Access Coordinator, Prior Authorization

Job Description

A Patient Access Prior Authorization Coordinator is responsible for independently managing all work related to medical necessity-based authorizations for all diagnostic imaging services, while also demonstrating a strong understanding of payer coverage policies, applying appropriate payer guidelines to all aspects of radiology prior authorization work. The coordinator will leverage their strong understanding of medical terminology and physiology to retrieve the appropriate clinical documents (e.g., progress notes, lab values, scan results) from within the electronic medical record (EMR). The Access Coordinator will create thorough, concise prior authorization requests to all payers.

In the Patient Access Department, we are committed to provide our employees with the ongoing education and professional development by offering;
  • A remote opportunity by working from home.
  • A structured 4-tier career ladder for continued career advancement.
  • A work environment where your contributions and ideas are valued.


Responsibilities

  • Reviews and monitors all radiology authorization work queues and independently identifies and prioritizes imaging procedures with the greatest financial reimbursement risk.


  • Reprioritizes work to respond to clinically urgent diagnostic imaging procedures and produces high quality work under pressure.


  • Verifies insurance eligibility and benefits, utilizing automated eligibility systems, payer portals, or telephone communication.


  • Prepares and completes payer-specific prior authorization requests, interprets medical policy criteria, and applies appropriate guidelines to prior authorization requests.


  • Reviews and comprehends patient progress notes, lab reports, infusion summaries, imaging reports, and plan of care. Identifies appropriate medical documentation to satisfy payer medical policy criteria.

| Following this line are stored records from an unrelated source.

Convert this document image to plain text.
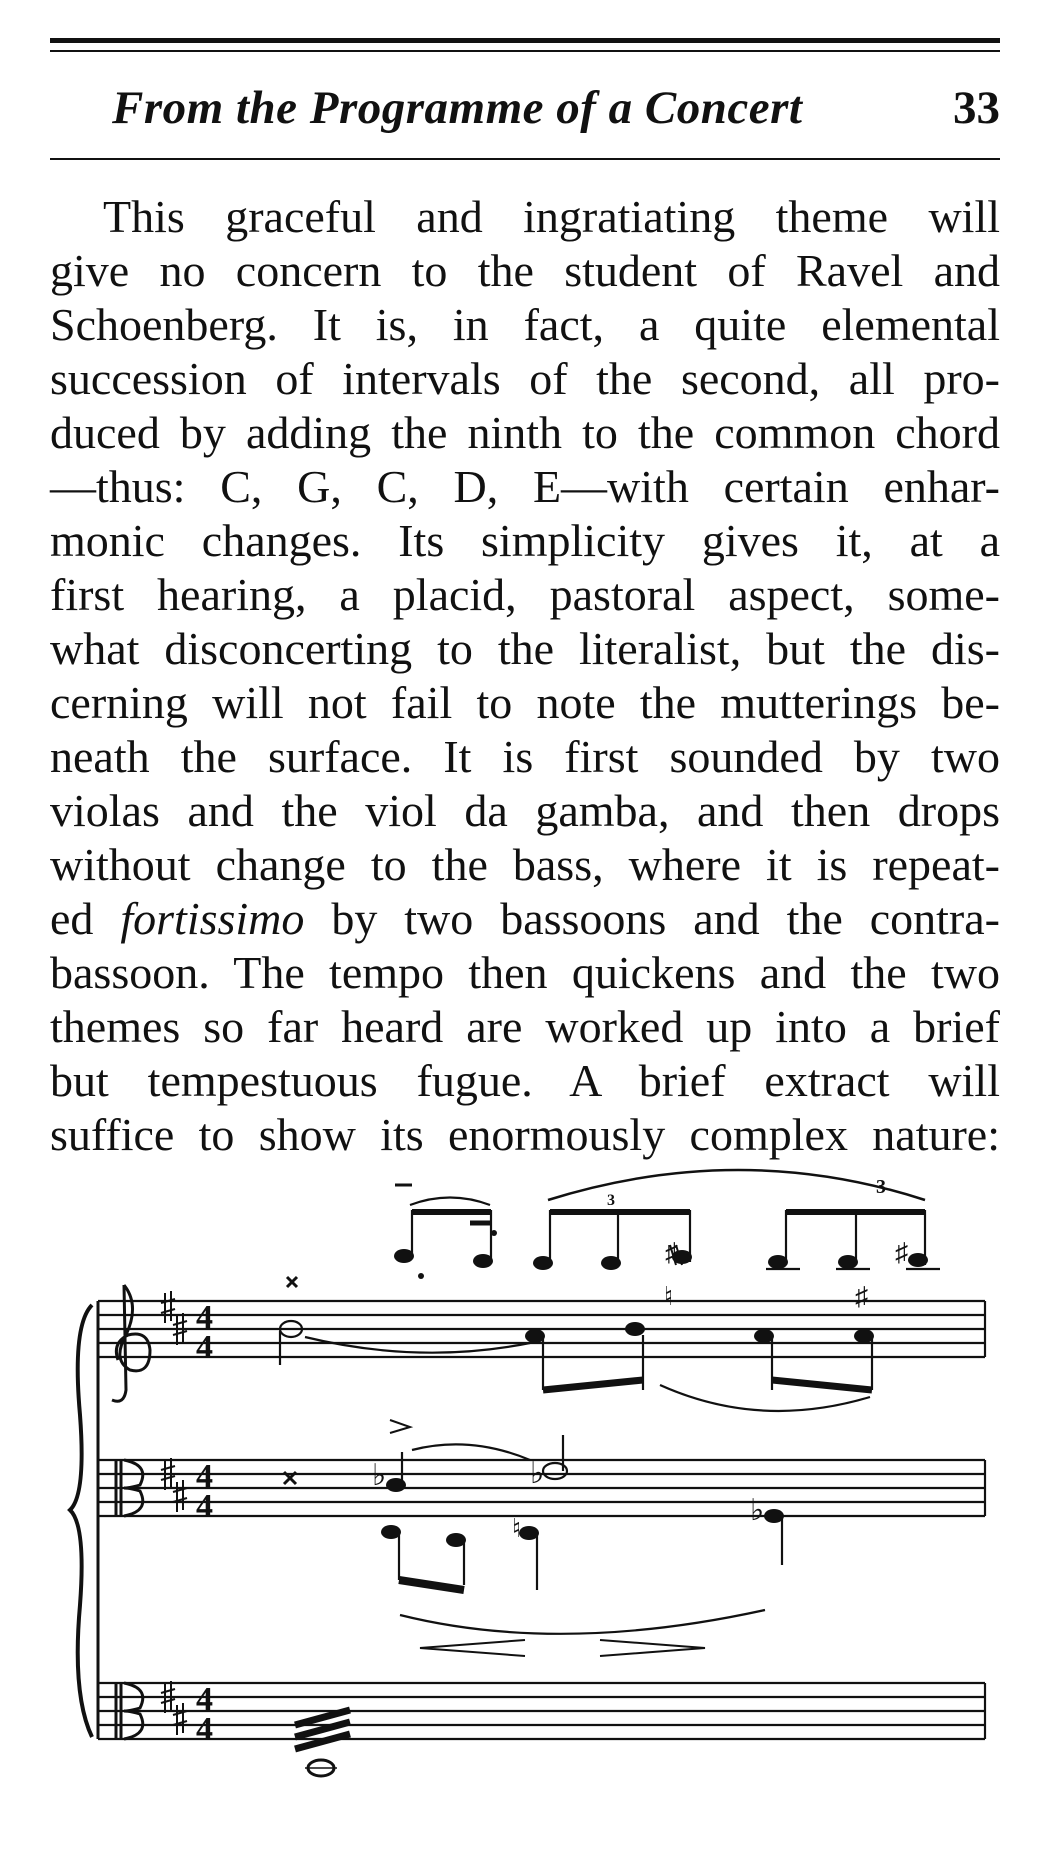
From the Programme of a Concert	33
This graceful and ingratiating theme will
give no concern to the student of Ravel and
Schoenberg. It is, in fact, a quite elemental
succession of intervals of the second, all pro-
duced by adding the ninth to the common chord
—thus: C, G, C, D, E—with certain enhar-
monic changes. Its simplicity gives it, at a
first hearing, a placid, pastoral aspect, some-
what disconcerting to the literalist, but the dis-
cerning will not fail to note the mutterings be-
neath the surface. It is first sounded by two
violas and the viol da gamba, and then drops
without change to the bass, where it is repeat-
ed fortissimo by two bassoons and the contra-
bassoon. The tempo then quickens and the two
themes so far heard are worked up into a brief
but tempestuous fugue. A brief extract will
suffice to show its enormously complex nature:
3
3
4
4
4
4
4
4
♮	♯
♯	♯
♭	♭
♮
♭
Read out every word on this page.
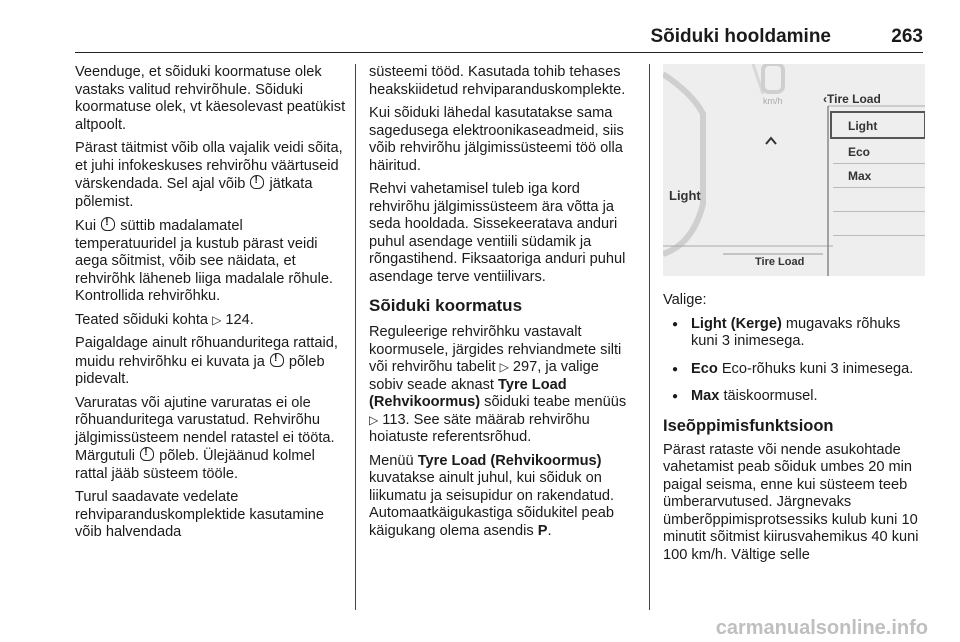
Sõiduki hooldamine	263

Veenduge, et sõiduki koormatuse olek vastaks valitud rehvirõhule. Sõiduki koormatuse olek, vt käesolevast peatükist altpoolt.

Pärast täitmist võib olla vajalik veidi sõita, et juhi infokeskuses rehvirõhu väärtuseid värskendada. Sel ajal võib ! jätkata põlemist.

Kui ! süttib madalamatel temperatuuridel ja kustub pärast veidi aega sõitmist, võib see näidata, et rehvirõhk läheneb liiga madalale rõhule. Kontrollida rehvirõhku.

Teated sõiduki kohta ▷ 124.

Paigaldage ainult rõhuanduritega rattaid, muidu rehvirõhku ei kuvata ja ! põleb pidevalt.

Varuratas või ajutine varuratas ei ole rõhuanduritega varustatud. Rehvirõhu jälgimissüsteem nendel ratastel ei tööta. Märgutuli ! põleb. Ülejäänud kolmel rattal jääb süsteem tööle.

Turul saadavate vedelate rehviparanduskomplektide kasutamine võib halvendada

süsteemi tööd. Kasutada tohib tehases heakskiidetud rehviparanduskomplekte.

Kui sõiduki lähedal kasutatakse sama sagedusega elektroonikaseadmeid, siis võib rehvirõhu jälgimissüsteemi töö olla häiritud.

Rehvi vahetamisel tuleb iga kord rehvirõhu jälgimissüsteem ära võtta ja seda hooldada. Sissekeeratava anduri puhul asendage ventiili südamik ja rõngastihend. Fiksaatoriga anduri puhul asendage terve ventiilivars.

Sõiduki koormatus

Reguleerige rehvirõhku vastavalt koormusele, järgides rehviandmete silti või rehvirõhu tabelit ▷ 297, ja valige sobiv seade aknast Tyre Load (Rehvikoormus) sõiduki teabe menüüs ▷ 113. See säte määrab rehvirõhu hoiatuste referentsrõhud.

Menüü Tyre Load (Rehvikoormus) kuvatakse ainult juhul, kui sõiduk on liikumatu ja seisupidur on rakendatud. Automaatkäigukastiga sõidukitel peab käigukang olema asendis P.

km/h	‹Tire Load
Light
Tire Load
Light
Eco
Max

Valige:

● Light (Kerge) mugavaks rõhuks kuni 3 inimesega.
● Eco Eco-rõhuks kuni 3 inimesega.
● Max täiskoormusel.
Iseõppimisfunktsioon

Pärast rataste või nende asukohtade vahetamist peab sõiduk umbes 20 min paigal seisma, enne kui süsteem teeb ümberarvutused. Järgnevaks ümberõppimisprotsessiks kulub kuni 10 minutit sõitmist kiirusvahemikus 40 kuni 100 km/h. Vältige selle

carmanualsonline.info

  • Responds to health plan-reviewed prior authorization requests that do not meet initial policy criteria. Works with the health plan to resolve issues and/or coordinates appropriate provider-to-health plan interventions (e.g., peer-to-peer discussions, letters of medical necessity, provider-initiated appeals, etc.).


  • Follows-up with patients in the case of denied coverage of a radiology exam. Provides superior customer service to all patients, works through patient-raised issues, and recommends appropriate solutions.
  • Interfaces with provider's offices and medical staff to ensure all necessary documentation is obtained for purposes of pursuing a successful authorization approval
  • Documents accurately into the Electronic Medical Record (EMR) system all actions, interactions, and authorizations surrounding the insurance process for each patient
  • This position has no supervision responsibilities
  • Duties, responsibilities, and activities may change at any time with or without notice
  • Other duties may be assigned as needed by supervision


Qualifications

Minimum Required: High School Diploma or GED. | Minimum Required: 1 - 2 Years equivalent experience completing Pre-certifications/prior authorizations in a hospital setting, medical office setting, Patient Access or similar environment.

• Preferred: 3 - 5 Years equivalent experience completing Pre-certifications/prior authorizations in a hospital setting, medical office setting, Patient Access or similar environment.